Aerofólio traseiro da McLaren, o novo vilão da Fórmula 1

liviooricchio

12 de março de 2010 | 20h16

12/III/10
GP de Bahrein
Livio Oricchio, de Sakhir

Na etapa de abertura do campeonato do ano passado, o duplo difusor da equipe Brawn GP, em especial, foi acusado de ilegal pela maioria das demais equipes. Ontem, no circuito de Sakhir, outro recurso aerodinâmico recebeu a mesma acusação: o aerofólio traseiro da McLaren. Charlie Whiting, delegado da FIA, considerou a solução da McLaren “legal” na inspeção de quinta-feira. A chiadeira, ontem, foi geral.

“A vantagem deles em reta é grande, 5, 6 km/h a mais, muito para os padrões da Fórmula 1”, disse Rubens Barrichello, da Williams. “Pelo que sabemos, o aerofólio se mexe na reta. Nesse caso seria ilegal”, comentou Felipe Massa, da Ferrari. A maior queixa vem do diretor técnico da Lotus, o experiente Mike Gascoyne. “É difícil compreender como a FIA pode julgar legal esse sistema se, na verdade, o aerofólio se move, o que é proibido pelo regulamento.”O texto do regulamento técnico proíbe elementos aerodinâmicos móveis.

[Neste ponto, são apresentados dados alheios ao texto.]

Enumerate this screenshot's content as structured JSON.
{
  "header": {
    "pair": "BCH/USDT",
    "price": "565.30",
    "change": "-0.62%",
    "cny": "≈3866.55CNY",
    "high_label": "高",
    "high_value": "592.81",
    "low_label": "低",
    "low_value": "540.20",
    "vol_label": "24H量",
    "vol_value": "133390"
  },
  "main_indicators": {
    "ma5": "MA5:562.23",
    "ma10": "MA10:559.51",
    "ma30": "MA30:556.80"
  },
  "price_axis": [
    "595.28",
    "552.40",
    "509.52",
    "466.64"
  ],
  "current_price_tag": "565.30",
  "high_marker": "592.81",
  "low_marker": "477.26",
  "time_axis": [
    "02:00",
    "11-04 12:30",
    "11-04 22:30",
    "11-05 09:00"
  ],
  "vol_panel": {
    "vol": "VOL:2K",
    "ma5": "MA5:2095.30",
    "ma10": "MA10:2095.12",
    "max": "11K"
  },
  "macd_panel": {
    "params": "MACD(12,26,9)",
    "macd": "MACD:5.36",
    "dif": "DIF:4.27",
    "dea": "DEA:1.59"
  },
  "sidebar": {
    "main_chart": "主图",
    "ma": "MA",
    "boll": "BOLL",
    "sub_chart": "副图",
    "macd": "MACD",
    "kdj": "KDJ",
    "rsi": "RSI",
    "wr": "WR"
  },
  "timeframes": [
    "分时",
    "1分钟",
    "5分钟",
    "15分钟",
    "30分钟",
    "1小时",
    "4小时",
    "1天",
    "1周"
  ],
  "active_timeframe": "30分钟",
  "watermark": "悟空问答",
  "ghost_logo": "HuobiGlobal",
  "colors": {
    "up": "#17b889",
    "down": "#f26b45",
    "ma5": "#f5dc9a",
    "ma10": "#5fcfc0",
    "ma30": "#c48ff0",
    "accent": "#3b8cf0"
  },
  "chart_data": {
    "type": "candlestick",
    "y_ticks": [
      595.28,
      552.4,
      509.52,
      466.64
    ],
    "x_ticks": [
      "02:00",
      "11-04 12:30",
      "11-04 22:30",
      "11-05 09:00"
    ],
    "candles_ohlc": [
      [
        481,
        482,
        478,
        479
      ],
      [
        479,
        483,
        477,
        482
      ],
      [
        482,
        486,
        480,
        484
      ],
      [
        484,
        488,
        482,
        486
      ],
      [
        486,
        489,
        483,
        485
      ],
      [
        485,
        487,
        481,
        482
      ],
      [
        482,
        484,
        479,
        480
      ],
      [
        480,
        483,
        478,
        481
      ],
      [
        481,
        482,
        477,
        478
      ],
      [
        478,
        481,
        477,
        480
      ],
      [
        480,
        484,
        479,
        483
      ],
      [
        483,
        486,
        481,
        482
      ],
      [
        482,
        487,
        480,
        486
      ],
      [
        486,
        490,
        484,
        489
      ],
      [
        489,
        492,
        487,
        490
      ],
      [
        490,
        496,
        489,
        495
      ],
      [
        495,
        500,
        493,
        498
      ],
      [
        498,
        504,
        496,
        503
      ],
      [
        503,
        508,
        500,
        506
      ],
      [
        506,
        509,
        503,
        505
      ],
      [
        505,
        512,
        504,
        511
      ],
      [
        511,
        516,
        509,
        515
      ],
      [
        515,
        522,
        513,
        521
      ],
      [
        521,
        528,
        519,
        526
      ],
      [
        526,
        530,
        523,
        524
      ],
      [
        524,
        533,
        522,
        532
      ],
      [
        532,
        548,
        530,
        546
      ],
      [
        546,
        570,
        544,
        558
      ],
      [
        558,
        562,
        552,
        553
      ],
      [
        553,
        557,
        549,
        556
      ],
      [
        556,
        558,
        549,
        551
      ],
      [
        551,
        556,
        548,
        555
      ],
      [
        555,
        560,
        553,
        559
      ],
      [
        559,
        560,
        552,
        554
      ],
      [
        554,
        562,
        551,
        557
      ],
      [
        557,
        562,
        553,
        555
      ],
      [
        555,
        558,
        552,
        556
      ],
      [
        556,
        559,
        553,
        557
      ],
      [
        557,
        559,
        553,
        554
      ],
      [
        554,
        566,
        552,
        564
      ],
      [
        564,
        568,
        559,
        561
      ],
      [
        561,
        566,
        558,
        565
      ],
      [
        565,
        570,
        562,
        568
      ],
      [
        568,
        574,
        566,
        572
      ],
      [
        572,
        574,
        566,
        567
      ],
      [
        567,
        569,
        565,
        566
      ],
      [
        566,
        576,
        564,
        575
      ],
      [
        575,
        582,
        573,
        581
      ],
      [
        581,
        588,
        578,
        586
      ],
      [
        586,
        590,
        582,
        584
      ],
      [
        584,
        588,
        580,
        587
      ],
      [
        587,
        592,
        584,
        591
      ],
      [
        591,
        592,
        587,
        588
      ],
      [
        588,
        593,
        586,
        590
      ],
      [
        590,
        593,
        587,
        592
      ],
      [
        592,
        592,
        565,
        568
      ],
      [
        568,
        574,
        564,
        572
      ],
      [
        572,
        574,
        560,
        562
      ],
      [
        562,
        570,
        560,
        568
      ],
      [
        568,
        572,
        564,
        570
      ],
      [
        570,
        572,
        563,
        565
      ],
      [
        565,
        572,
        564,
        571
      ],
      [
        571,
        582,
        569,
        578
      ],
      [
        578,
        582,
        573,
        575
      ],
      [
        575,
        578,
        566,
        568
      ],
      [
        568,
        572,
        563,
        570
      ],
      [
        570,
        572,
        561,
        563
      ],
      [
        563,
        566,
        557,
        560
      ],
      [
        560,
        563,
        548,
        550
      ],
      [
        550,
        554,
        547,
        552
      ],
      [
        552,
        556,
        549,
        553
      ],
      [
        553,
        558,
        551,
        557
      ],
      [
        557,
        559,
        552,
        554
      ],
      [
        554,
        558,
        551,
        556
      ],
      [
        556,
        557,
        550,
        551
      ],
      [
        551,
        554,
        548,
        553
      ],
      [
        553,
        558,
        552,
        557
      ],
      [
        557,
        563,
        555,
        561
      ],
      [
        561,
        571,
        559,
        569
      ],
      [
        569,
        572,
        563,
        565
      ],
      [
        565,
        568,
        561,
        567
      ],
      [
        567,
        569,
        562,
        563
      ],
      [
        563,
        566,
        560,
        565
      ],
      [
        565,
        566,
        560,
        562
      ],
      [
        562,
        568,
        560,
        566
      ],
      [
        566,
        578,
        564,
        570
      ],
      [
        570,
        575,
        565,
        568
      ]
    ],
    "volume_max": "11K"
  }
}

No treino livre da tarde, ontem, Lewis Hamilton registrou o segundo tempo e seu companheiro de McLaren, Jenson Button, os dois últimos campeões do mundo, o quarto. Nico Rosberg, da Mercedes, ficou em primeiro, mas diante da enorme variação no volume de gasolina de cada carro, os tempos não significaram muito.

O sistema funcionaria assim: bem à frente dos pilotos, no cockpit, há do lado esquerdo uma pequena tomada de ar. Esse ar é canalizado através de um tubo que passa dentro do cockpit, atravessa a tomada de ar sobre o motor, por dentro, e orienta o ar para fluir provavelmente sob o aerofólio traseiro. Ninguém desvendou, ainda, a solução da McLaren, “tão simples quanto genial” segundo Whiting.

O mais impressionante é que o ar admitido pela tomada logo à frente do cockpit pode ou não fluir por dentro dessa canalização. E quem faria esse controle seriam os próprios pilotos. Com o joelho esquerdo, Hamilton e Button podem tampar ou destampar o orifício que há no cockpit. Nas retas, manteriam o orifício aberto. Isso faria o ar fluir pela canalização na direção do aerofólio traseiro. Como funciona não está certo, ainda. O efeito, contudo, é conhecido: os fluxos de ar reduzem o arrasto, a resistência ao movimento, o que convém na reta, daí Hamilton e Button registrarem desde a pré-temporada as velocidades de reta mais elevadas.

Também se supõe que eles, no fim das retas, fechem com o joelho esquerdo a entrada de ar com o objetivo de fazer o ar fluir em maior concentração e disciplina na direção do aerofólio traseiro, o que aumentaria a geração de pressão aerodinâmica e, consequentemente, a velocidade de contorno das curvas.

“Não há dúvida de que representa importante vantagem e todos deverão adotá-lo”, explica o diretor esportivo da Renault, Steve Nielsen. Mas existe um grande problema para incorporar um sistema semelhante: é necessário que haja um orifício no cockpit e o monocoque, estrutura onde se encontra o cockpit, é homologado antes de o campeonato começar e não é permitido modificá-lo. “Há outros orifícios destinados a usos distintos. Teremos de rever todo o projeto a fim de adaptar esses orifícios para adotar solução parecida”, comentou Nielsen.

Para Gascoyne, “tudo isso significa investir dinheiro, o que a maioria não dispõe”. Esse é outro ponto que gerou incompreensão de muita gente na Fórmula 1, ontem: “Sabendo dos problemas econômicos das equipes e, claro, a ilegalidade do recurso, não dá para entender como foi aprovado”, lembrou Gascoyne. Existe a possibilidade de Red Bull e Renault apelarem da decisão de Whiting.